From an astetics point of view, my water was never clearer. Apparently there is some amount of GWA in the water all the time, and the UV takes it all out. The water really sparkled. This may also be a con for the right aquarist. If you have a food chain in your aquarium that is dependent on protozoans, the UV may be a problem, as it will kill protozoans. These issues must be weighed against your GWA problem. Of course, you can always shut it off after the GWA is gone.


----------



## Verminaard (Dec 18, 2003)

I must say the positives to using a UV filter far outweigh the negatives. For one thing clearer water means more light reaching your plants. When people say clear water it really is something you need to see yourself. It truly does do amazing things for water clarity. Not to mention that it works to safeguard the health of your fish. I dose with Tropica Master Grow and have never noticed any ill effects on the ferts. I have read that the UV actually breaks the bond of the chelated iron.
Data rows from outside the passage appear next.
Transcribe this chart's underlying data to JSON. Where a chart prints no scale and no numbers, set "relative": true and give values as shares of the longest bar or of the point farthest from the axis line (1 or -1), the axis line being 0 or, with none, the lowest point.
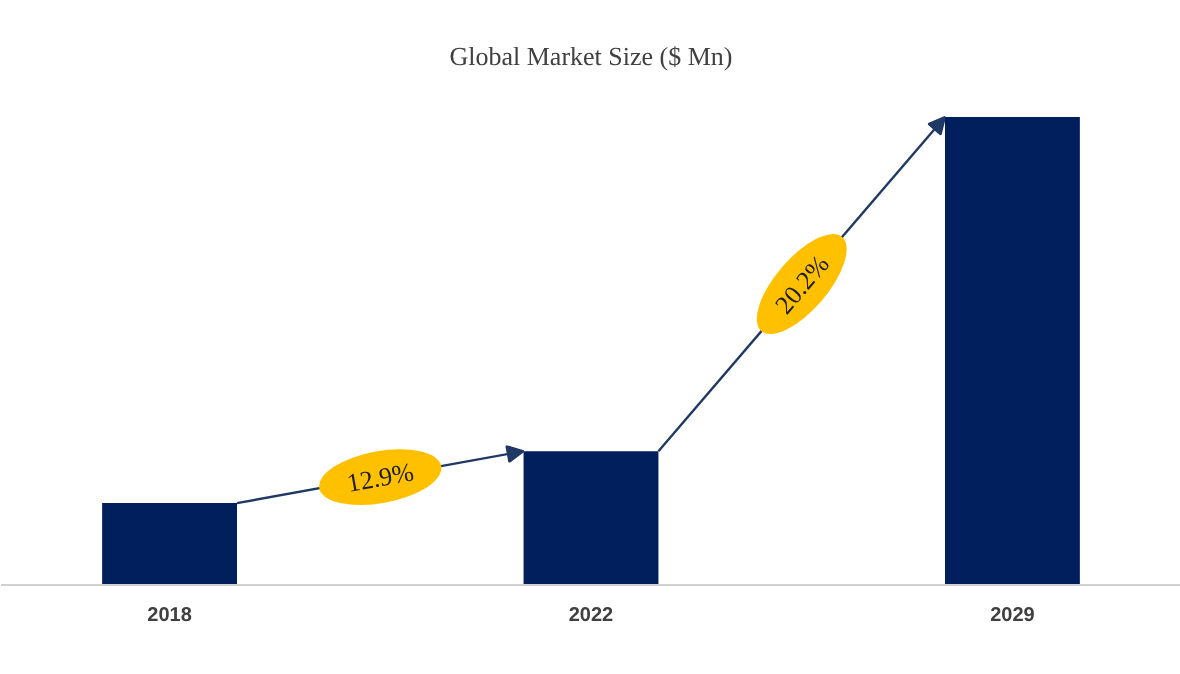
{
  "chart_data": {
    "type": "bar",
    "title": "Global Market Size ($ Mn)",
    "categories": [
      "2018",
      "2022",
      "2029"
    ],
    "values": [
      0.175,
      0.286,
      1
    ],
    "relative": true,
    "color": "#001f5c",
    "annotations": [
      "12.9%",
      "20.2%"
    ]
  }
}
Altogether it is a wise investment IMO.


----------



## febis (Feb 24, 2004)

thank you for your responses,i went to lfs and bought a turbo twister.hope i have the same results as you guys,i`ll keep you posted thanks.
febis


----------



## robocop22 (Aug 27, 2003)

just set up my turbo twister...
how did you guys install the vinyl tubes to the inflow and outflow inlets on the uv unit? 
Do you screw something over the tube or does it just attach to the inlet(seems a bit dangerous if it slips off)
thanks!


----------



## Verminaard (Dec 18, 2003)

I used one of the supplied "hose barb inlets" and slipped it over the attached tube. Doing so will ensure a tight fit. Just screw it down over your tubing.


----------



## robocop22 (Aug 27, 2003)

thanks!


----------



## Cavan Allen (Jul 22, 2004)

It does clear up the water, but I've noticed my Hottonia is a *lot* paler when it runs full time. I guess I could try root feeding additional iron. That or having the thing on a timer for about half the day or so.

If I did that, would it shorten bulb life?


----------